由于输入的时间 \(t\) 按升序排序,不用再排序。直接暴力加边,用 \(\text{Floyd}\) 维护全源最短路即可。
注意编号是 \(0 \sim N-1\) ,所以数组从 \(0\) 开始。
#include <bits/stdc++.h>
using namespace std;
#define FOR(i, a, b) for (int i = (a); i <= (b); ++i)
#define ROF(i, a, b) for (int i = (a); i >= (b); --i)
#define DEBUG(x) cerr << #x << " = " << x << endl
#define ll long long
typedef pair <int, int> PII;
typedef unsigned int uint;
typedef unsigned long long ull;
#define i128 __int128
#define fi first
#define se second
mt19937 rnd(chrono::system_clock::now().time_since_epoch().count());
#define ClockA clock_t start, end; start = clock()
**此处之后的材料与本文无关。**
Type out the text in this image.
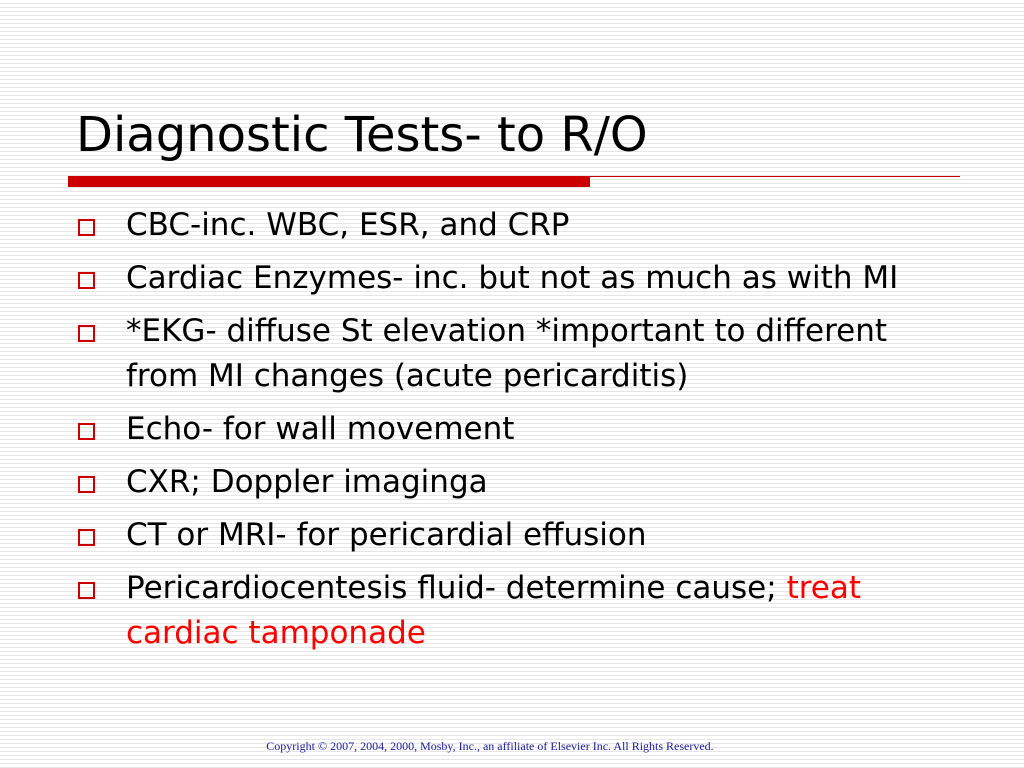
Diagnostic Tests- to R/O
CBC-inc. WBC, ESR, and CRP
Cardiac Enzymes- inc. but not as much as with MI
*EKG- diffuse St elevation *important to different from MI changes (acute pericarditis)
Echo- for wall movement
CXR; Doppler imaginga
CT or MRI- for pericardial effusion
Pericardiocentesis fluid- determine cause; treat cardiac tamponade
Copyright © 2007, 2004, 2000, Mosby, Inc., an affiliate of Elsevier Inc. All Rights Reserved.
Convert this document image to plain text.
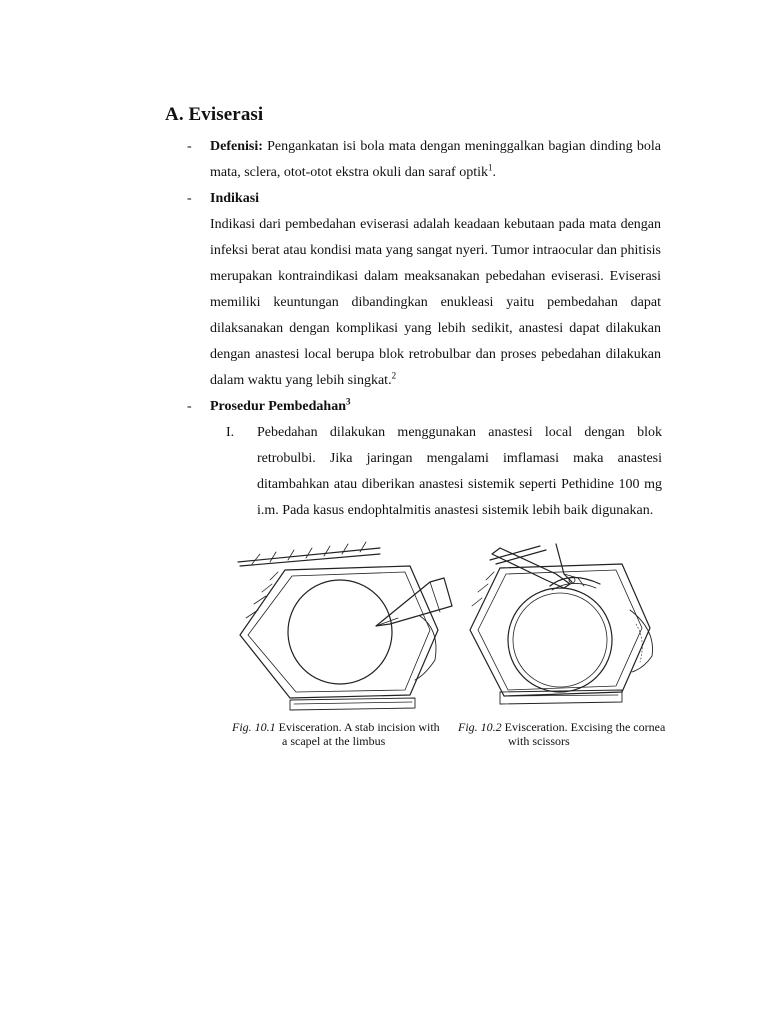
A. Eviserasi
- Defenisi: Pengankatan isi bola mata dengan meninggalkan bagian dinding bola mata, sclera, otot-otot ekstra okuli dan saraf optik$^1$.
- Indikasi
Indikasi dari pembedahan eviserasi adalah keadaan kebutaan pada mata dengan infeksi berat atau kondisi mata yang sangat nyeri. Tumor intraocular dan phitisis merupakan kontraindikasi dalam meaksanakan pebedahan eviserasi. Eviserasi memiliki keuntungan dibandingkan enukleasi yaitu pembedahan dapat dilaksanakan dengan komplikasi yang lebih sedikit, anastesi dapat dilakukan dengan anastesi local berupa blok retrobulbar dan proses pebedahan dilakukan dalam waktu yang lebih singkat.$^2$
- Prosedur Pembedahan$^3$
I. Pebedahan dilakukan menggunakan anastesi local dengan blok retrobulbi. Jika jaringan mengalami imflamasi maka anastesi ditambahkan atau diberikan anastesi sistemik seperti Pethidine 100 mg i.m. Pada kasus endophtalmitis anastesi sistemik lebih baik digunakan.
Fig. 10.1 Evisceration. A stab incision with
a scapel at the limbus
Fig. 10.2 Evisceration. Excising the cornea
with scissors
#define ClockB end = clock(); cerr << "time = " << double(end - start) / CLOCKS_PER_SEC << "s" << endl;
//#define int long long
inline int rd(){
int x = 0, f = 1;
char ch = getchar();
while (ch < '0' || ch > '9'){
if (ch == '-')
f = -1;
ch = getchar();
}
while (ch >= '0' && ch <= '9')
x = (x << 3) + (x << 1) + ch - '0', ch = getchar();
return x * f;
}
#define rd rd()
void wt(int x){
if (x < 0)
putchar('-'), x = -x;
if (x > 9)
wt(x / 10);
putchar(x % 10 + '0');
return;
}
void wt(char x){
putchar(x);
}
void wt(int x, char k){
wt(x),putchar(k);
}
namespace Star_F{
const int N = 205;
int T, n, m, a[N], f[N][N];
void update(int k){
for (int i = 0; i < n;i++){
for (int j = 0; j < n;j++)
f[i][j] = f[j][i] = min(f[i][j], f[i][k] + f[k][j]);
}
}
void Main(){
cin >> n >> m;
for (int i = 0; i < n;i++)
cin >> a[i];
memset(f, 0x3f, sizeof(f));
for (int i = 0; i <= n;i++)
f[i][i] = 0;
for (int i = 1; i <= m;i++){
int u, v, w;
cin >> u >> v >> w;
f[u][v] = f[v][u] = w;
}
cin >> T;
int x = 0;
while(T--){
int u, v, t;
cin >> u >> v >> t;
while(a[x]<=t&&x<n)
update(x++);
if(a[u]>t||a[v]>t)
cout << -1 << endl;
else{
if(f[u][v]==0x3f3f3f3f)
cout << -1 << endl;
else
cout << f[u][v] << endl;
}
}
}
}
signed main(){
// freopen(".in","r",stdin);
// freopen(".out","w",stdout);
ClockA;
int T=1;
// T=rd;
while(T--) Star_F::Main();
// ClockB;
return 0;
}
P1462 通往奥格瑞玛的道路
看到最大值最小,果断考虑二分。
我们二分一个 \(mid\),每次只经过边权小于 \(mid\) 的边,判断是否能到达终点。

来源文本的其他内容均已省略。